The need to secure financial assets is as old as money itself. Even in the 21st Century it hasn’t gone away—in fact, it might be more of an issue now than at any point in history. Legendary poker player Doyle Brunson used to ‘secure his money’ by putting his bankroll of bills under the front wheel of his car and then backing over it it. That did the job at the time and his hard earned cash was protected from criminals and cheats.
Saving and using money is much more convenient now which is why the overwhelming majority of adults don’t carry their net worth around in a thick roll of hundred dollar bills. Even as the payment process becomes more and more frictionless both consumers and financial companies are forced to balance ease of use against security. This is a good starting point to examine a major issue in the mainstream adoption of cryptocurrency—the general public isn’t used to the idea that they’re completely in charge of how their financial resources are secured. The balance between ease of use and security is still present with cryptocurrency but the end user is ultimately left to determine the best way to protect their assets.
THE BEST WAY TO SECURE CRYPTOCURRENCY PURCHASES
By now, even novice cryptocurrency enthusiasts understand the security issues that come with using online wallets provided by exchanges. It may be the most convenient in terms of accessibility and use but there are significant security downsides. The fact that most online wallets require that you entrust your private keys to the online wallet provider could be their biggest security liability. When it comes to ownership and safety control of your private key is everything which is why more experienced crypto owners look elsewhere.
At the other end of the security spectrum is the paper wallet. The primary strength of the paper wallet is that it is completely offline and requires a sometimes tedious process to get your assets back into the blockchain ecosystem. Since you’re basically just printing out your private keys and associated addresses this solution is far from ‘state of the art’. Ironically, assets entrusted to a paper wallet share many similarities with cash and necessitate great care to store and protect. Also like cash—if your paper wallet is lost or destroyed you’ve lost access to your crypto assets. For this reason, many paper devotees keep their wallets in bank safe deposit boxes. Once again, you’re putting your assets into the stewardship of a third party and now you’ve involved the analog era financial system.
HARDWARE VS. SOFTWARE WALLETS
Software wallets are without a doubt the most popular type of cryptocurrency management tool. These are applications installed on your smartphone or PC and allows you to save, move and spend cryptocurrency in much the same way as an online wallet but offers the advantage of keeping private keys in your control.
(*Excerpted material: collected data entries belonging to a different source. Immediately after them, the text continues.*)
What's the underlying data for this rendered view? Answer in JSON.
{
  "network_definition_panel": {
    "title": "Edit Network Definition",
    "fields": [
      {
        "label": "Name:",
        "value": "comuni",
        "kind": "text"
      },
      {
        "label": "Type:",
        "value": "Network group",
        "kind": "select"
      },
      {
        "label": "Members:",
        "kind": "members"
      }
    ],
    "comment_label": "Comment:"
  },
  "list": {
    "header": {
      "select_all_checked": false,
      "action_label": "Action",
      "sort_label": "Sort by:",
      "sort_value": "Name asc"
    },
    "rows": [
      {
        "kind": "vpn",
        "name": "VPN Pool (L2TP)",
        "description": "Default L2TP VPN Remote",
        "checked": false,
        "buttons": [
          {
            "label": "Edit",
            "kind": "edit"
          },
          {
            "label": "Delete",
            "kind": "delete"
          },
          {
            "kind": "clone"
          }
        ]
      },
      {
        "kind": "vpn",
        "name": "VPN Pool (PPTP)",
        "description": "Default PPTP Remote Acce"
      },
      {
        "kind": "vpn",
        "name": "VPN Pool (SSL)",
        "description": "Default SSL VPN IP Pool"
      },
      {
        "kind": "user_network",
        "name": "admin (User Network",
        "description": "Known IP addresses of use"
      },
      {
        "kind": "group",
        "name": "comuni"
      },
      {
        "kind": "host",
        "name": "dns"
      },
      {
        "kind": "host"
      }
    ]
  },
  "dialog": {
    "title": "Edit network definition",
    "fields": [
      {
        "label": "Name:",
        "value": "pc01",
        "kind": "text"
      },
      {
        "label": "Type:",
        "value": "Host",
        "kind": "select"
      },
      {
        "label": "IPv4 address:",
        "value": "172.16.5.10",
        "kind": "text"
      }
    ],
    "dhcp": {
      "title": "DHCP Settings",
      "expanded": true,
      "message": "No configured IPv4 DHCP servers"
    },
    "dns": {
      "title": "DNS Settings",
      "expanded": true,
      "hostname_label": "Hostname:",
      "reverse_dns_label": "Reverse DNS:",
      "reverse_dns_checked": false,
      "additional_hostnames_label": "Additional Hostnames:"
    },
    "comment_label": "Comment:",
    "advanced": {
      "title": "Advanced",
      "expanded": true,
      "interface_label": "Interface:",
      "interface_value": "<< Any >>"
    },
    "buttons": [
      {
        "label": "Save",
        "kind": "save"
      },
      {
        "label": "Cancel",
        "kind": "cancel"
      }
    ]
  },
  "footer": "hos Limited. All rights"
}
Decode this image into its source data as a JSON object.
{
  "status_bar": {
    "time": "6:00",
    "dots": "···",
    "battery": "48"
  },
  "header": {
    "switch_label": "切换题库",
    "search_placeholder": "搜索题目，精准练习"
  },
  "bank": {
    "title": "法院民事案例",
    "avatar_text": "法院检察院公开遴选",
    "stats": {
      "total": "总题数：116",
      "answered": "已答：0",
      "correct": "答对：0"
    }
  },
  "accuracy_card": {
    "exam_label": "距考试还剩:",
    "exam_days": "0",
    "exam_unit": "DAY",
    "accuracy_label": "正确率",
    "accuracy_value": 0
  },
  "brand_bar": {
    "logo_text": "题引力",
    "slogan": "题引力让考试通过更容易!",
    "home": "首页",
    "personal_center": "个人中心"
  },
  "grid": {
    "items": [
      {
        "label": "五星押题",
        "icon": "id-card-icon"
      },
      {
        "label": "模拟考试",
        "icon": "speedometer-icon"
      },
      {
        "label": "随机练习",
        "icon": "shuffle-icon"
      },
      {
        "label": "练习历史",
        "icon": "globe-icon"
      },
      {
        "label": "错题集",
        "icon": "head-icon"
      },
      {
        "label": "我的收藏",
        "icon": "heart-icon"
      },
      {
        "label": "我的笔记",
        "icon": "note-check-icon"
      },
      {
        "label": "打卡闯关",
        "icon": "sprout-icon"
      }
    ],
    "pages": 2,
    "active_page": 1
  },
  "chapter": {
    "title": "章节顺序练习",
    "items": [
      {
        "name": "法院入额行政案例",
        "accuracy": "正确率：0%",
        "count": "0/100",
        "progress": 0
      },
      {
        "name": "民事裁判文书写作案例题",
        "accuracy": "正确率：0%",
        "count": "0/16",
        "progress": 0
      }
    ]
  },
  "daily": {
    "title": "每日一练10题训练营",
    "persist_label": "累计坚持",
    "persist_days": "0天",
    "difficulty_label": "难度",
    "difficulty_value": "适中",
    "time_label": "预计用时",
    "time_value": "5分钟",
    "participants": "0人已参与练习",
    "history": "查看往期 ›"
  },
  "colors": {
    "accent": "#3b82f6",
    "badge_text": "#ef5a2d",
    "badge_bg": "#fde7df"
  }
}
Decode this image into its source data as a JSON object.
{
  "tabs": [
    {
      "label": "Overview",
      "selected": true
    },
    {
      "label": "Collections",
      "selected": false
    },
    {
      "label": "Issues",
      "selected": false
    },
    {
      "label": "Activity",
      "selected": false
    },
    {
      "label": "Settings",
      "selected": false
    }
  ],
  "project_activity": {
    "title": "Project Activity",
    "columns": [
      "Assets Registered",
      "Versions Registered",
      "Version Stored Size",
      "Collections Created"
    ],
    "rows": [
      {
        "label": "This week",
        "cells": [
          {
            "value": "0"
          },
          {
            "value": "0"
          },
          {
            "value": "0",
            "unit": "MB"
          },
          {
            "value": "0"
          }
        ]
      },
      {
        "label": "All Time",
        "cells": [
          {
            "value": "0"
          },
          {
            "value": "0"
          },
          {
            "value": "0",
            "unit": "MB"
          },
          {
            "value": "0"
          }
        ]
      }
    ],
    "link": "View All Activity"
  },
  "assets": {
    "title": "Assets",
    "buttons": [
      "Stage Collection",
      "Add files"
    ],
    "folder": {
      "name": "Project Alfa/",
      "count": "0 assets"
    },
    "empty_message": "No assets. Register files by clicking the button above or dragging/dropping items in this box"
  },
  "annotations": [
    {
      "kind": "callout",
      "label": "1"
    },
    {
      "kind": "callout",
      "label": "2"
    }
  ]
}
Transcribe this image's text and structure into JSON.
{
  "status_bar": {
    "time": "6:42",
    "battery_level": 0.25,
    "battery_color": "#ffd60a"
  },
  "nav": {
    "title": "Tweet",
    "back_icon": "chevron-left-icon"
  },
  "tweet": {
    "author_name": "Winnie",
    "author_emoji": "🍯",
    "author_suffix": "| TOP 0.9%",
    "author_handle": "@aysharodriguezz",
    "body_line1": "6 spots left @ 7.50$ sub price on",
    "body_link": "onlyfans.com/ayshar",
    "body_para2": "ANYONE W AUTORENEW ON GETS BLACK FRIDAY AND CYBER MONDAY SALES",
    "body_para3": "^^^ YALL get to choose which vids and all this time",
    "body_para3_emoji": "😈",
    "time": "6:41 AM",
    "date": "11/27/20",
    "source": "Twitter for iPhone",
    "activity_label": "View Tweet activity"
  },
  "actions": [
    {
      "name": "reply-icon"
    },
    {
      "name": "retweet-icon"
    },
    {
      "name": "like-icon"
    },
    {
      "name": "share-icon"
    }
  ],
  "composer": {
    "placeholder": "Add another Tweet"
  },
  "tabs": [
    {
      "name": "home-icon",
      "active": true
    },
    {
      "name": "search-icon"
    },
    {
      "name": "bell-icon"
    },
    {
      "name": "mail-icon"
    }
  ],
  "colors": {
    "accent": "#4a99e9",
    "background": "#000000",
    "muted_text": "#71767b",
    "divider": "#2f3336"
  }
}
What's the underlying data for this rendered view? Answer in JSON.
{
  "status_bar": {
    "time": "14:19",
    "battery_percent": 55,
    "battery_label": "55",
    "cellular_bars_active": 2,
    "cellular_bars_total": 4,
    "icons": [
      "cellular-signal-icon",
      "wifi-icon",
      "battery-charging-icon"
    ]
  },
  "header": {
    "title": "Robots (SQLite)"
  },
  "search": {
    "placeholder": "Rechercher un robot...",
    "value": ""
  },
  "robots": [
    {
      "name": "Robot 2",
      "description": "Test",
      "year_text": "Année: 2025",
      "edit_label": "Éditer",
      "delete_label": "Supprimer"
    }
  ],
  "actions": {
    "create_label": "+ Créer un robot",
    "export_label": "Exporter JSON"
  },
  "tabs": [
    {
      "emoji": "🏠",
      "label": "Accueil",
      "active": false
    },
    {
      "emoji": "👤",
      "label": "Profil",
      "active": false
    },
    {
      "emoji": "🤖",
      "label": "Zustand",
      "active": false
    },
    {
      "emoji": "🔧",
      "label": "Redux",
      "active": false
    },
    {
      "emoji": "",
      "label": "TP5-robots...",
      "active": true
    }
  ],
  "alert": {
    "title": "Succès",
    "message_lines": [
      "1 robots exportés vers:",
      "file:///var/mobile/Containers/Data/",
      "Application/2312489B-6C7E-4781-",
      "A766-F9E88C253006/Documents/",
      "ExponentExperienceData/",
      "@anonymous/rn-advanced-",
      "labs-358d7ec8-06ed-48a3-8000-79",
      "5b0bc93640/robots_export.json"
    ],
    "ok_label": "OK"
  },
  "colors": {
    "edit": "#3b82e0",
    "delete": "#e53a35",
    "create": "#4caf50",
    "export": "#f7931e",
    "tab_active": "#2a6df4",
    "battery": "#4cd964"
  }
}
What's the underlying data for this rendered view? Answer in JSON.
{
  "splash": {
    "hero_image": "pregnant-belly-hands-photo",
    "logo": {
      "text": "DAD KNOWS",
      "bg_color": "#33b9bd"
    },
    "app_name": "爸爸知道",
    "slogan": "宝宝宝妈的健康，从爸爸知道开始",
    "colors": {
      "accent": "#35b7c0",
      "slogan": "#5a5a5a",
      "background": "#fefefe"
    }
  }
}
The quality of software wallets can vary widely as can the security of cellphones or computers. Using a high quality wallet on a well protected and encrypted cellphone is fairly safe. The problem is that you’re still connected to the Internet and hackers are intimately familiar with any security vulnerability—and particularly those of extremely popular models such as the iPhone.
The real and perceived security liabilities of software wallets has created a booming industry in hardware wallets. There are several types of hardware wallets from the Ledger Nano and KeepKey devices that interface with a separate application for asset management to the completely analog Ballet Cryptocurrency Wallet that closely resembles a thick metal credit or debit card. All hardware wallets share several characteristics. Most significantly, your private keys are stored offline in a device specially designed to offer the highest level of security. Hardware wallets use a proprietary software application to facilitate transactions but since your most sensitive information is offline your crypto assets are safe even in the event that a third party gains control of your PC or phone.
Another advantage of hardware wallets is that they create a de facto second authentication factor for transactions. The Ledger Nano and KeepKey require that you verify transaction details such as address and amount on the device screen as well as within its software counterpart. The additional step in the transaction process is a negligible trade-off or a significantly higher level of security. It also provides peace of mind should you lose a hardware wallet—assets can’t be compromised without access to the accompanying software along with knowledge of security protections such as device PIN and software password. A lost hardware wallet can be replaced and restored with the now ubiquitous 24 word recovery phrase.
Cryptocurrency offers unmatched freedom and personal control of financial assets. There’s much to be said for a completely decentralized financial ecosystem but it does require a higher degree of personal responsibility for the security of assets. Ultimately, that personal responsibility also includes a decision about the method by which you want to manage your assets. For most individuals who own significant crypto assets the hardware wallet provides the highest level of security while retaining a reasonable amount of convenience.